During reproductive life, your periods may also change. Common reasons for this include environmental influences like those mentioned above, the use of different contraceptive methods, and following on from any pregnancy, although occasionally there are underlying medical reasons that may cause abnormal uterine bleeding and as such you should consider seeing your GP if you have any significant change of periods or bleeding between your normal period.
When periods are no more
Similar to menarche, the menstrual cycle often becomes irregular both in length between periods and the heaviness of periods as you approach menopause. It is often referred to as peri-menopausal and you may start to develop symptoms of menopause (hot flushes, dryness of the skin and vagina, sleep disturbance or mood changes) during this time. The reason for this is the ovaries are starting to become less responsive to the reproductive hormones of the brain and are unable to release an egg (and therefore trigger a period) at the same rate as previously. Because of the way the eggs develop, this leads to a situation where periods can come close together, such as a week apart, or further away such as many months. In general, when periods are closer together they will be lighter and when there is a large gap between them they are likely to be heavier. If your cycle is the still the same but your periods are becoming progressively heavier, this may suggest an underlying medical condition and it would be recommended to attend your GP.

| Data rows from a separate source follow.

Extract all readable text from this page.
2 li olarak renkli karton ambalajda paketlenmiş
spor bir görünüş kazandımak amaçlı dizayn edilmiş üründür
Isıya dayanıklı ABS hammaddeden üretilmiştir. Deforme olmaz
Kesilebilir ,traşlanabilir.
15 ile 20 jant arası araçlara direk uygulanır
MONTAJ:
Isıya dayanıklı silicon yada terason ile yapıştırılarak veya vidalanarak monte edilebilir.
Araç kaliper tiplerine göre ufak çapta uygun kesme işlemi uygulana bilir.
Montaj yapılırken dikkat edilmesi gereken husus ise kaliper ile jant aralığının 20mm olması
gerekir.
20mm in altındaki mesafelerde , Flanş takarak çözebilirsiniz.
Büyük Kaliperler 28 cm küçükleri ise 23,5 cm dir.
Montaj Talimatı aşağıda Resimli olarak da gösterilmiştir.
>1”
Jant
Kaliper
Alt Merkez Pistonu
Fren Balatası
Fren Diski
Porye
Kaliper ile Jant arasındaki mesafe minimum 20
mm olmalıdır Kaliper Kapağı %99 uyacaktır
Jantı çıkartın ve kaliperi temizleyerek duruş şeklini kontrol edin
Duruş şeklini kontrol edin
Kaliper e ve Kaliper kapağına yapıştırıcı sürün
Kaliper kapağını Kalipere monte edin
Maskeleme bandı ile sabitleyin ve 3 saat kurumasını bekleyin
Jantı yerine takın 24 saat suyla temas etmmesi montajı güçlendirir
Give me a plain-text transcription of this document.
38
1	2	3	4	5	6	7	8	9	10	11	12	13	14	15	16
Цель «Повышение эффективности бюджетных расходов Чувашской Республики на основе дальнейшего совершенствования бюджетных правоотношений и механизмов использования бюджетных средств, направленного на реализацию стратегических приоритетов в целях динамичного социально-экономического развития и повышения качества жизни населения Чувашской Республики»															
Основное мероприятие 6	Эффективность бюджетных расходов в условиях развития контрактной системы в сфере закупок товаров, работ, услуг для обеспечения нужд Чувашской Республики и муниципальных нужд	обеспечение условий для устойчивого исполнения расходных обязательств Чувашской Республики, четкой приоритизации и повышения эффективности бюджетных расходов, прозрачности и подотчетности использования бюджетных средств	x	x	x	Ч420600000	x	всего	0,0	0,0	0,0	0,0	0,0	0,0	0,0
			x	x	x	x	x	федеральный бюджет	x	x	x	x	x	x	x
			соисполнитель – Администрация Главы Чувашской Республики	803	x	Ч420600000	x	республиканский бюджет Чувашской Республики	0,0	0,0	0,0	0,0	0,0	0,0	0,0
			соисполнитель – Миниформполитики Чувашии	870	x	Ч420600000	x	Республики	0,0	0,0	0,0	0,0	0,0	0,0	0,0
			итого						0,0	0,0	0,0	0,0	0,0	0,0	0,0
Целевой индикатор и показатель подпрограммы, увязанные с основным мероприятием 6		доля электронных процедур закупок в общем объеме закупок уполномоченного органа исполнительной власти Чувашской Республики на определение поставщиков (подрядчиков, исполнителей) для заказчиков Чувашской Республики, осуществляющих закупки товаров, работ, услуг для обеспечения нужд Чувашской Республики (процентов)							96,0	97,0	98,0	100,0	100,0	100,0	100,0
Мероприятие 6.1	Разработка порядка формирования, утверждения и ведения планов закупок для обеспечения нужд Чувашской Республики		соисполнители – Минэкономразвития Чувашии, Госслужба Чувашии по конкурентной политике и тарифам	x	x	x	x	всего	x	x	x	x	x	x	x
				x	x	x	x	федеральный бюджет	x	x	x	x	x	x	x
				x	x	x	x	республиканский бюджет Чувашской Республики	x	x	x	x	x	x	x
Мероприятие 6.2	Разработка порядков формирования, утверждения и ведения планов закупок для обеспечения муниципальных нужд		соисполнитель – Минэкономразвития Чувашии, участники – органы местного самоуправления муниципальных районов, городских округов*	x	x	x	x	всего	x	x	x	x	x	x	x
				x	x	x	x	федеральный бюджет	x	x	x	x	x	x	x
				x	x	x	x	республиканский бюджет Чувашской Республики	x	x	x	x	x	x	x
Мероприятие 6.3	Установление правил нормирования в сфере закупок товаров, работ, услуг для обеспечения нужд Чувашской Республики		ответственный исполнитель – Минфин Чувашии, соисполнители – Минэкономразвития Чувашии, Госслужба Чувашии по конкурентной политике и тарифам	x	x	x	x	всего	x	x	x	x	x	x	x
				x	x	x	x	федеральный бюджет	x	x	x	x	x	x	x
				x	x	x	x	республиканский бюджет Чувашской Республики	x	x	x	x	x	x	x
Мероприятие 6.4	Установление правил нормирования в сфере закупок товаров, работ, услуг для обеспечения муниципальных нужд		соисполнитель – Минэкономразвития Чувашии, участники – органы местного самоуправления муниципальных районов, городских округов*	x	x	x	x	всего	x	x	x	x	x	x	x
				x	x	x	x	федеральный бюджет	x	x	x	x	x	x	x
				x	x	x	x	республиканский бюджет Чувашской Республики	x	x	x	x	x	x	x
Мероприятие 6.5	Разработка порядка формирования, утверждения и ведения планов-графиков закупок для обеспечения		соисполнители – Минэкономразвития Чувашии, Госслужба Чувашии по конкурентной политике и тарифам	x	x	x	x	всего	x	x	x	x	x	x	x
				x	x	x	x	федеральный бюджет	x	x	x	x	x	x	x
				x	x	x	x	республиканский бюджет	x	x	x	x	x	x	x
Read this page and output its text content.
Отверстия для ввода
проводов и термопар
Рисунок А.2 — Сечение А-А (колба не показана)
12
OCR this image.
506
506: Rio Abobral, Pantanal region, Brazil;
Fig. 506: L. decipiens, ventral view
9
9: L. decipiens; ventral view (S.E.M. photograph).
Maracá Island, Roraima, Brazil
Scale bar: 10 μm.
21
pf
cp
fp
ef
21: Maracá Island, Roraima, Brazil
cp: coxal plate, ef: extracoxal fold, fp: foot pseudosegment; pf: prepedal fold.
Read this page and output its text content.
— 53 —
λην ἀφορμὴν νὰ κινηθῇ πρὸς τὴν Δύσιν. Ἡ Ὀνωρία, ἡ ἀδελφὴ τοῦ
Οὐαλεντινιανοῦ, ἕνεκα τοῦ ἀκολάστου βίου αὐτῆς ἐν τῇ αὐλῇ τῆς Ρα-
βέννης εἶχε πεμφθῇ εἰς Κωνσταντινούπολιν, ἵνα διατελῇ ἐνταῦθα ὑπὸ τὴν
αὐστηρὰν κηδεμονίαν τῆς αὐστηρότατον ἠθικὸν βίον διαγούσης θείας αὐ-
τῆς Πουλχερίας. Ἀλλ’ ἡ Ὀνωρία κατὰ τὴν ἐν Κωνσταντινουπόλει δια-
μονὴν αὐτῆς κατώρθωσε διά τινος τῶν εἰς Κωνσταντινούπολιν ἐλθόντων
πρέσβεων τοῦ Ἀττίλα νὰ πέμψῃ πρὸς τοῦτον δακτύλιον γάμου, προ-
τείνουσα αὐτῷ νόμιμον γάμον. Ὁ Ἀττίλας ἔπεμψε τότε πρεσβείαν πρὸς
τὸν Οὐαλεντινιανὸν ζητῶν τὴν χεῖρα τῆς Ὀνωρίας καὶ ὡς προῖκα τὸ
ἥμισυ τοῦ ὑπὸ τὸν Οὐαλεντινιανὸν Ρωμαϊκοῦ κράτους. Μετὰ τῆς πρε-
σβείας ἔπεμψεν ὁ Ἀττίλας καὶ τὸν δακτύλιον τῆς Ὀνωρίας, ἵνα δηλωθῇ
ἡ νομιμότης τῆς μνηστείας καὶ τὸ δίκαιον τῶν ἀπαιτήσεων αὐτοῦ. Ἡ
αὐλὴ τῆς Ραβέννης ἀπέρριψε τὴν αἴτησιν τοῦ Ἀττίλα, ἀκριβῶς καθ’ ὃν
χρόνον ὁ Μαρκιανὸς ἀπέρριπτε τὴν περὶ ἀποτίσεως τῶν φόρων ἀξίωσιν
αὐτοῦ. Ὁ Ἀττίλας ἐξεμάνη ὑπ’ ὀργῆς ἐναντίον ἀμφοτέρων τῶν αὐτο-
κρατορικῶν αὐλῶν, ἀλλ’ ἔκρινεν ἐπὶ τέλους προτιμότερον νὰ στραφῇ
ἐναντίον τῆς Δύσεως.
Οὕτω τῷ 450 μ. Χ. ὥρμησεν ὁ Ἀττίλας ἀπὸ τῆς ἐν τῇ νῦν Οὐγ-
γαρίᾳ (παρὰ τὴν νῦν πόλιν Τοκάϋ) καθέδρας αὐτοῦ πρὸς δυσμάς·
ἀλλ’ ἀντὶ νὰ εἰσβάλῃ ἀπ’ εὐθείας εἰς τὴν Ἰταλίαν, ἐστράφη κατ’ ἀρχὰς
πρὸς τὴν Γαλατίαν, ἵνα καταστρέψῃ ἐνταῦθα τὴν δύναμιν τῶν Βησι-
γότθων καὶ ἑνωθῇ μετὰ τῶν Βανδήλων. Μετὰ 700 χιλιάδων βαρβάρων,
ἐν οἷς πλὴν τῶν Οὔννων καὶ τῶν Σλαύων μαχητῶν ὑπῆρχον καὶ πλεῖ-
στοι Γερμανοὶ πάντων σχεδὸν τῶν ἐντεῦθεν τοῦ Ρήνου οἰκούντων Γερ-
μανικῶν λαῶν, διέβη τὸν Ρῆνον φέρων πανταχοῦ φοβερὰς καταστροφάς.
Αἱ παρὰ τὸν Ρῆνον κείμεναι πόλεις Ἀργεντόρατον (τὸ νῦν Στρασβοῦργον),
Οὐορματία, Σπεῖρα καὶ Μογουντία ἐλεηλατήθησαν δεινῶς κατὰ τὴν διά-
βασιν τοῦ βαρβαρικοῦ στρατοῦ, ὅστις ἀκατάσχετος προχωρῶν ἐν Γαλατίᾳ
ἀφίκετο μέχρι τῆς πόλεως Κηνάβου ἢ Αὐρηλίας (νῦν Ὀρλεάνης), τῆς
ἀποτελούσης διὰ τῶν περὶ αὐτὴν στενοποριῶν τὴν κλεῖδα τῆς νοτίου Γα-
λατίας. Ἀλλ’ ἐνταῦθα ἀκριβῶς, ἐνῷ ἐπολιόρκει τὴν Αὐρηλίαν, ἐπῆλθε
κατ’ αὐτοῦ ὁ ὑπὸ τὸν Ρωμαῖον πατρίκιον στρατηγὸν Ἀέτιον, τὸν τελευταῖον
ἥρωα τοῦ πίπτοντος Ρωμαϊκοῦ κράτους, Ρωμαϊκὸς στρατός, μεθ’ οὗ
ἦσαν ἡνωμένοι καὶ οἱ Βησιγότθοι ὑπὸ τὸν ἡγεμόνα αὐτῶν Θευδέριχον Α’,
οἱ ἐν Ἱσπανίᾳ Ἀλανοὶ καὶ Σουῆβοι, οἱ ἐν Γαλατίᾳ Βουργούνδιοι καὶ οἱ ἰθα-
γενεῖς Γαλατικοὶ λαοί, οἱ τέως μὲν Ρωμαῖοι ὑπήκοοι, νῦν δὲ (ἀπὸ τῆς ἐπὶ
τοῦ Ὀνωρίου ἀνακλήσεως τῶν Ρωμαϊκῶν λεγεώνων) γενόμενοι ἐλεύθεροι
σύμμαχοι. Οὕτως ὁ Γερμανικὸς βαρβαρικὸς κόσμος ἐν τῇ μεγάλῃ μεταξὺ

What could cause me to have abnormal periods?
There are two main symptoms women report to their gynaecologist – those where the periods have become heavier over time and those where their cycle has become very irregular. Heavy menstrual bleeding may be genetically acquired but when periods have become progressively heavier then it could be due to local changes in the uterus such as fibroids or adenomyosis or whole body changes such as thyroid disease or acquired blood clotting disorders. When periods are very irregular then we must consider causes where the ovaries don’t respond to reproductive hormones appropriately, including conditions such as polycystic ovarian syndrome (PCOS).